Internet users and advertisers alike will need to get used to a lot of new privacy terminology and technology. As fast as cookies are falling out of use, new solutions are springing up. When I have spoken to my most highly regarded colleagues in this industry the conversation is always the same: ‘This topic is very complicated, and I’m struggling to keep up!’
Let’s take a look at what the major players are doing to put Google’s statement into context. Firstly Apple, the company whose primary revenue is hardware sales and who is not dependent on online advertising revenue. Unsurprisingly, Apple is pushing the hardest for privacy solutions and have launched initiatives that have fundamentally changed the game including Intelligent Tracking Prevention (ITP), the App Tracking Transparency (ATT) framework in iOS14, and Private Click Measurement (PCM).
Then we have Google and Facebook – both companies are dependent on advertising revenue, have benefited enormously from the measurability of online marketing, and have been slightly blindsided by Apple’s speed and boldness in privacy. Both companies are investing heavily in new technology which aims to balance user privacy interests with the need to provide advertisers with solutions to serve relevant ads and measure their effectiveness.

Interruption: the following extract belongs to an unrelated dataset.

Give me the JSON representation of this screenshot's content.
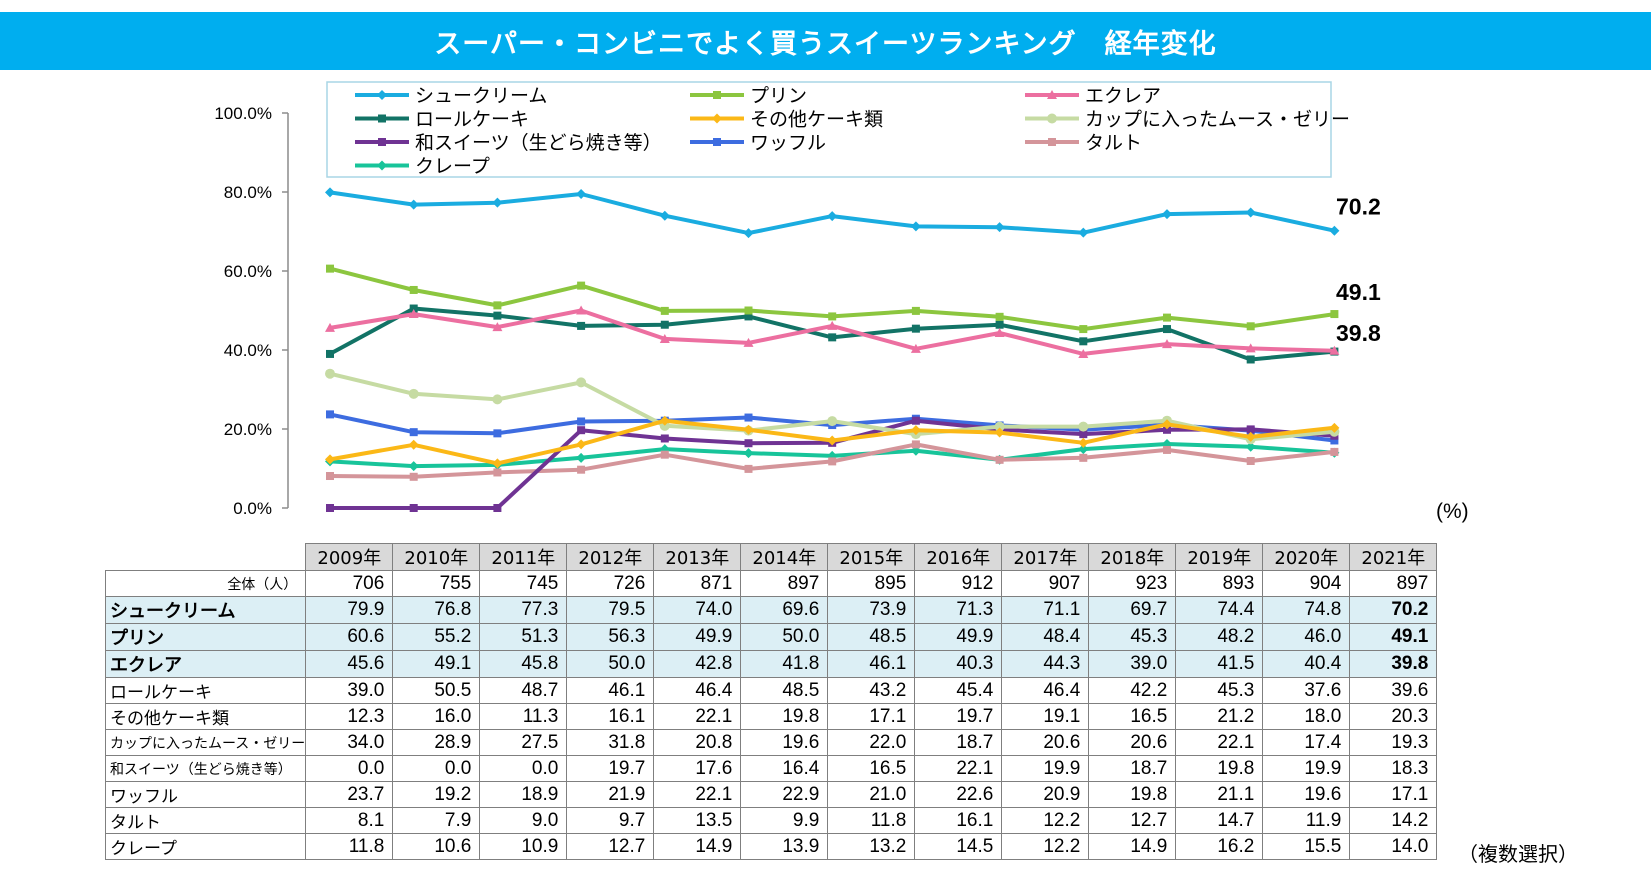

From privacy-preserving measurement and multiparty computation at Facebook to Federated Learning of Cohorts (FLoC), TURTLEDOVE, and Privacy Sandbox at Google – who are leveraging their position as a dominant player in the browser market to shape the conversation – we are entering a new era of technology that is yet to be proven either to advertisers, to internet users, or to regulators.

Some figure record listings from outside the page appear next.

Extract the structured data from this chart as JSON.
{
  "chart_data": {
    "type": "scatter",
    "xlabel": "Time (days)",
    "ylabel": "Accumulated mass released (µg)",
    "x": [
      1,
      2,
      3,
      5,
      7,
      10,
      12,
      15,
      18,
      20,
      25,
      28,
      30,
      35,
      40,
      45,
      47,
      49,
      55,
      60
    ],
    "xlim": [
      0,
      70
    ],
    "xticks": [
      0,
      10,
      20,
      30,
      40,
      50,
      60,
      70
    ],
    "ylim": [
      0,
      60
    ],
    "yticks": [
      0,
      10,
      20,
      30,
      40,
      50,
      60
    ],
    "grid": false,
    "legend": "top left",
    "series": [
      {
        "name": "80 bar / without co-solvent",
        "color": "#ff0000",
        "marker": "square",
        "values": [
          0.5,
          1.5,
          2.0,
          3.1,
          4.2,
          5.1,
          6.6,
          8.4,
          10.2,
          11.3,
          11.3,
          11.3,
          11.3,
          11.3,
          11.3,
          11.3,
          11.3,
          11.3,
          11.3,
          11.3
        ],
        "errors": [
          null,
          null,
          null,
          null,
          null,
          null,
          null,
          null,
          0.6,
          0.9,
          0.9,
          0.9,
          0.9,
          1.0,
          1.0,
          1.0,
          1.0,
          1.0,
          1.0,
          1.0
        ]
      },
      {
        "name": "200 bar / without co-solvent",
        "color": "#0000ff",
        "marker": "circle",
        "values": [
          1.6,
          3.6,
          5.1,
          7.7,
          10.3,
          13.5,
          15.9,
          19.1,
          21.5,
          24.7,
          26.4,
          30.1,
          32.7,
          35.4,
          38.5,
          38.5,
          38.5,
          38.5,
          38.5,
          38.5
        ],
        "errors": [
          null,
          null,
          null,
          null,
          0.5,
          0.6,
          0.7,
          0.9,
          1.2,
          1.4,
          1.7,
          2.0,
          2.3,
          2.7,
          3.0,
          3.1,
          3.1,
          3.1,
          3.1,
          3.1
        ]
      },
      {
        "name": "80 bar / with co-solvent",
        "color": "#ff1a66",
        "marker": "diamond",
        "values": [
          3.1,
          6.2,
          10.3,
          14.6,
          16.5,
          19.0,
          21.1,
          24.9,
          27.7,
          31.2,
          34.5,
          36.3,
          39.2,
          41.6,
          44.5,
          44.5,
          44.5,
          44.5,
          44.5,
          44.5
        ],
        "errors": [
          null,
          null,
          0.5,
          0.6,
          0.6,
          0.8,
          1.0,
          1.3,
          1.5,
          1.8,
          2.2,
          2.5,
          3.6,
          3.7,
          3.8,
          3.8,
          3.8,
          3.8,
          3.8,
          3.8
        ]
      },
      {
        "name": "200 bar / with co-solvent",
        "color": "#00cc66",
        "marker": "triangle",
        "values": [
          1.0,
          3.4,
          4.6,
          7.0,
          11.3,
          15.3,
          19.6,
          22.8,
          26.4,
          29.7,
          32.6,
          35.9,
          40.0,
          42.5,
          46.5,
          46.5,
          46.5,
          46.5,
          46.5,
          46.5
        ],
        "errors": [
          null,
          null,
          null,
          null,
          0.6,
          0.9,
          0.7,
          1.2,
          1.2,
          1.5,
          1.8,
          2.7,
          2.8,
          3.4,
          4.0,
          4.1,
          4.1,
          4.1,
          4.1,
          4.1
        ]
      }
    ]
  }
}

At Precis, we have always put transparency front and centre. As our industry has responded to the privacy revolution with the increased use of models and algorithms, full transparency still feels out of reach for advertisers. We hope that the privacy resolution results in an increase in openness and collaboration as our industry seeks to adopt new standards that work for everyone.

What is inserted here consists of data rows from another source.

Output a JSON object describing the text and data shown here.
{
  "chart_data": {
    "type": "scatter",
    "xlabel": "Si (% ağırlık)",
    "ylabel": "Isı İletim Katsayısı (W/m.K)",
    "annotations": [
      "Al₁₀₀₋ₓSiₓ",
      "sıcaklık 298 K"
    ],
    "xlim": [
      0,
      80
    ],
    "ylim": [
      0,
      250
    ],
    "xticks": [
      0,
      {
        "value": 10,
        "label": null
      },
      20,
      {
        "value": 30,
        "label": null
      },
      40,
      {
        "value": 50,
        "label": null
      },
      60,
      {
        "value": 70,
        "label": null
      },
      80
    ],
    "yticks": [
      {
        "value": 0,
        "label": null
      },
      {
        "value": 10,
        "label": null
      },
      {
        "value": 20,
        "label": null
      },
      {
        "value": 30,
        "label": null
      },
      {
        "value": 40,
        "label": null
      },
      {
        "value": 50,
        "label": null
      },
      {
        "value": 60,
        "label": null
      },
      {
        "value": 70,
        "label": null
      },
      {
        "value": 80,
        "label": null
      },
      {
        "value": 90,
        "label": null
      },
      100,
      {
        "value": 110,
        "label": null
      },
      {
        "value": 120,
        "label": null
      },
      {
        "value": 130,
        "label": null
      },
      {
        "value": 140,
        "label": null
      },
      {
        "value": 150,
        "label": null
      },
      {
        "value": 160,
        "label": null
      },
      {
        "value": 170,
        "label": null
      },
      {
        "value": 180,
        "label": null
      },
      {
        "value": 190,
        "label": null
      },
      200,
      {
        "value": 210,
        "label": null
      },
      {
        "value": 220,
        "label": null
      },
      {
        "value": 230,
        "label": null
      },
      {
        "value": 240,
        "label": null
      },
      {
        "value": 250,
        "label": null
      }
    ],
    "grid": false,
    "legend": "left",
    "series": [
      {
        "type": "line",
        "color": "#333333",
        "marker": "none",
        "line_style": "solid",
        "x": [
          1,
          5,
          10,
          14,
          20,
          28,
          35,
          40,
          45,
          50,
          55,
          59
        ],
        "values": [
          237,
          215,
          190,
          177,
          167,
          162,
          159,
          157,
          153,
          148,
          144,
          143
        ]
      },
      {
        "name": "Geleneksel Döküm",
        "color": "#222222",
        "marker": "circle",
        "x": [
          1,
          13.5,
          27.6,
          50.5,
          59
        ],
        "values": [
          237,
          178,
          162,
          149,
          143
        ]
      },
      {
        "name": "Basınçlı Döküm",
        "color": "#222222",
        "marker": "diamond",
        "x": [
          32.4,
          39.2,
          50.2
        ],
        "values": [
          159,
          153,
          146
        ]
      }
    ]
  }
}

What about internet users?
At the heart of the privacy debate is a deal that has existed since the early days of the internet but that most people never fully understood or agreed to. That is that the largely free internet is powered by advertising dollars. Many of us have benefited immeasurably from free access to products that 20 years ago we would never even have dreamed of like Google Maps, YouTube, or Instagram. Today, most of us couldn’t imagine going a day without them.
The interests of internet users are also conflicted. Let’s take personalisation for example. We have all heard examples of cases where someone found a personalised advert creepy. On the other hand, as a good friend once told me, open up YouTube in an incognito window (i.e. no personalisation) for the average person and their first reaction is likely to be “What the heck is this? Take me back to my YouTube!”.
Google’s commitment to avoid the development of alternative individualised identifiers is a good start, as is their commitment to offering more controls. But what will the real-life effects of new technology that will replace third-party cookies such as FLoC, TURTLEDOVE, and privacy-preserving AI be for internet users?
At its core, Google’s proposal is to move a lot of the decision-making around online advertising outside of ad-servers, ad-networks, and advertisers, and into user’s browsers. At Precis, we believe that the wave of innovation currently happening will change our industry for the better, but the technology alone is not enough; no matter how effective it is. It is also necessary for Google to convince consumers and regulators that the trade-off of some personal data, with better controls, in exchange for open access to platforms is one worth making.
For too long, the focus has been maximising data and measurability, and not on user experience. We can only succeed if we win and keep the trust of users. Our message to advertisers is that you have a pivotal role to play in earning this trust with your customers and doing your part to demonstrate that data-driven advertising can be a great experience when privacy is at its heart. The next generation of brands will be based on trust. Much like great advertising, we need to make privacy a two-way conversation.